La percepción de la profundidad es una capacidad particularmente útil, pues ayuda a los bebés a reconocer alturas y a evitar caídas. En un estudio clásico que realizaron los psicólogos del desarrollo Eleanor Gibson y Richard Walk (1960), se colocaba a los infantes sobre una lámina de cristal grueso. Un patrón a cuadros se colocaba justo debajo de la mitad de la lámina de cristal, haciendo parecer que el bebé se encontraba sobre un piso estable. Sin embargo, en la otra mitad del cristal, el patrón a cuadros se ubicaba varios pies por debajo, formando un “abismo visual” aparente. Lo que Gibson y Walk se preguntaban era si los niños estarían dispuestos a gatear a través del abismo al ser llamados por sus madres. Los resultados fueron claros. La mayoría de los niños en el estudio, cuyas edades iban de los 6 a los 14 meses, no podían ser convencidos para cruzar sobre el abismo aparente. Es claro que la habilidad para percibir la profundidad estaba ya desarrollada en la mayoría de ellos a esta edad. Por otro lado, el experimento no señaló cuándo  surge la percepción de profundidad, porque sólo los niños que ya habían aprendido a gatear podían participar en la prueba. Pero otros experimentos, en los que se coloca a infantes de dos y tres meses boca abajo sobre el suelo aparente y sobre el abismo visual, revelaron diferencias en la tasa cardiaca al encontrarse en las dos posiciones (Campos, Langer y Krowitz, 1970).

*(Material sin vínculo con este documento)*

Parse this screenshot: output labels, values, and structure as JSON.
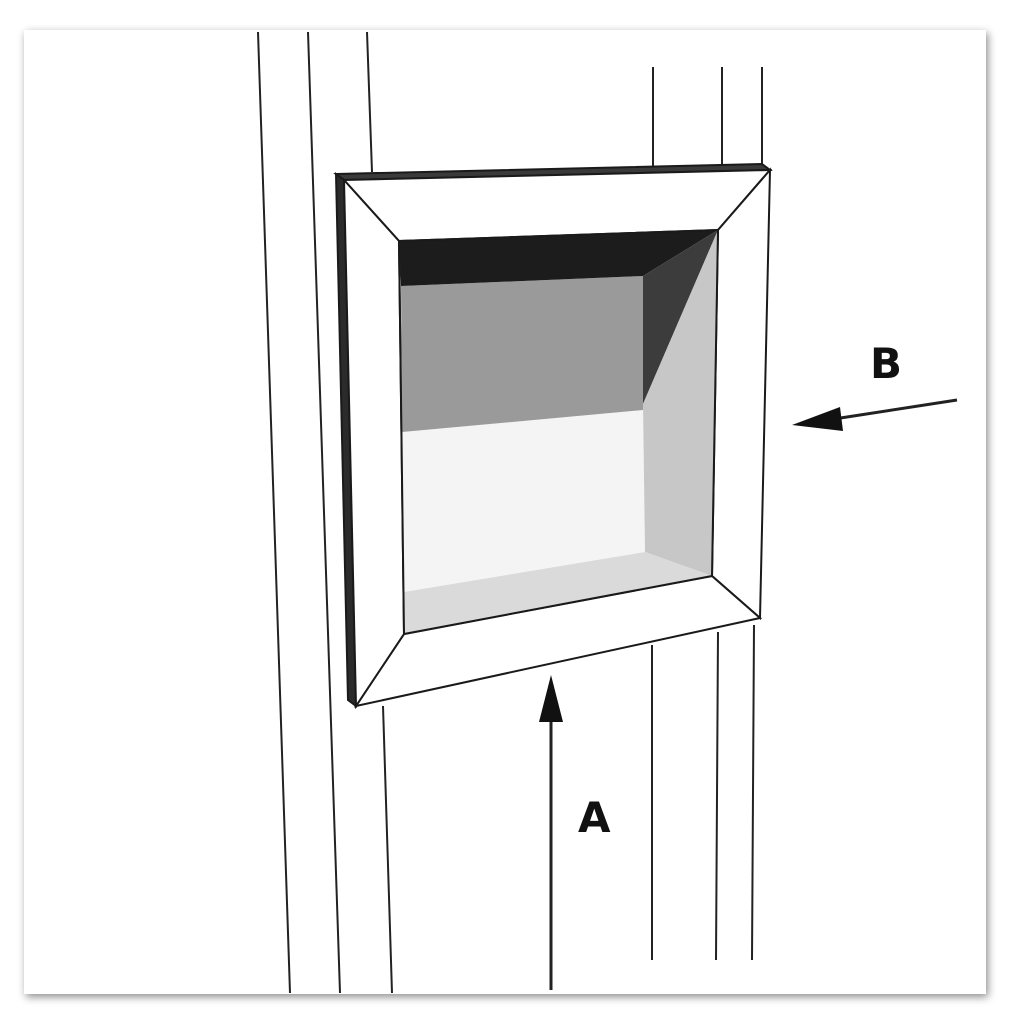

Pero es importante tener en mente que tales hallazgos no nos permiten saber si los infantes responden a la profundidad en sí misma o simplemente al cambio en los estímulos visuales que ocurren cuando se mueven de una zona que carece de profundidad a una zona profunda.

Los bebés también muestran preferencias visuales claras, preferencias que están presentes desde el nacimiento. Si se les da a elegir, los bebés seguramente preferirán mirar estímulos que incluyan patrones que ver estímulos más simples. Prefieren las líneas curvas sobre las rectas, las figuras tridimensionales sobre las bidimensionales y los rostros humanos sobre los no humanos. Estas capacidades quizá sean un reflejo de la existencia de células en el cerebro altamente especializadas, que reaccionan ante estímulos de un patrón, orientación, forma y dirección de movimiento específicos (Rubenstein, Kalakanis y Langlois, 1999; Csibra et al., 2000; Hubel y Wiesel, 1979, 2004).

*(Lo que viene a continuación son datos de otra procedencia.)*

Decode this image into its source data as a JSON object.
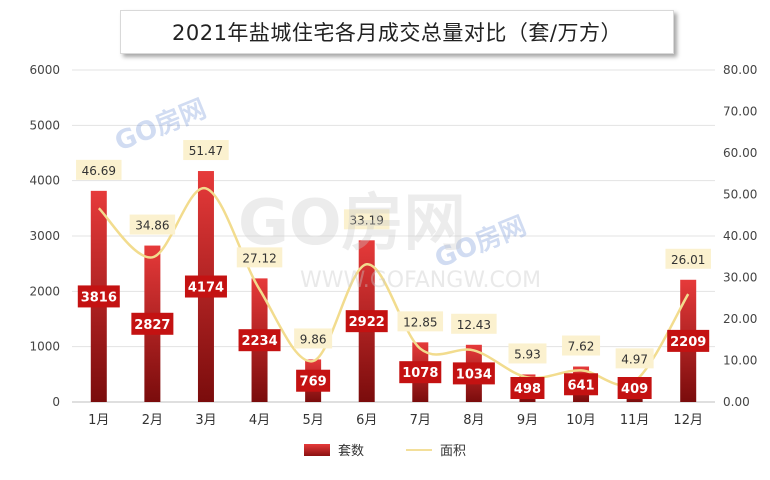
{
  "title": "2021年盐城住宅各月成交总量对比（套/万方）",
  "watermark": {
    "main": "GO房网",
    "url": "WWW.GOFANGW.COM"
  },
  "colors": {
    "bar_top": "#e63a3a",
    "bar_bottom": "#7a0c0c",
    "bar_label_bg": "#c41212",
    "line": "#f2dc8e",
    "line_label_bg": "#fbf1cf"
  },
  "chart_data": {
    "type": "bar",
    "categories": [
      "1月",
      "2月",
      "3月",
      "4月",
      "5月",
      "6月",
      "7月",
      "8月",
      "9月",
      "10月",
      "11月",
      "12月"
    ],
    "series": [
      {
        "name": "套数",
        "type": "bar",
        "axis": "left",
        "values": [
          3816,
          2827,
          4174,
          2234,
          769,
          2922,
          1078,
          1034,
          498,
          641,
          409,
          2209
        ]
      },
      {
        "name": "面积",
        "type": "line",
        "axis": "right",
        "values": [
          46.69,
          34.86,
          51.47,
          27.12,
          9.86,
          33.19,
          12.85,
          12.43,
          5.93,
          7.62,
          4.97,
          26.01
        ]
      }
    ],
    "y_left": {
      "min": 0,
      "max": 6000,
      "ticks": [
        "0",
        "1000",
        "2000",
        "3000",
        "4000",
        "5000",
        "6000"
      ]
    },
    "y_right": {
      "min": 0,
      "max": 80,
      "ticks": [
        "0.00",
        "10.00",
        "20.00",
        "30.00",
        "40.00",
        "50.00",
        "60.00",
        "70.00",
        "80.00"
      ]
    },
    "grid": true,
    "legend_position": "bottom"
  }
}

Sin embargo, la genética no es la única determinante de las preferencias visuales del infante. A pocas horas de su nacimiento, los bebés ya han aprendido a preferir el rostro de su propia madre a otros rostros. De forma similar, entre los seis y nueve meses de edad, se vuelven más capaces de distinguir entre los rostros humanos, mientras que se vuelven menos capaces de distinguir los rostros de los miembros de otras especies. Estos hallazgos constituyen otra pieza de evidencia clara sobre cómo las experiencias hereditarias y ambientales se entretejen para determinar las capacidades del niño (Hood, Willen y Driver, 1998; Mondloch et al., 1999; Pascalis, de Haan y Nelson, 2002).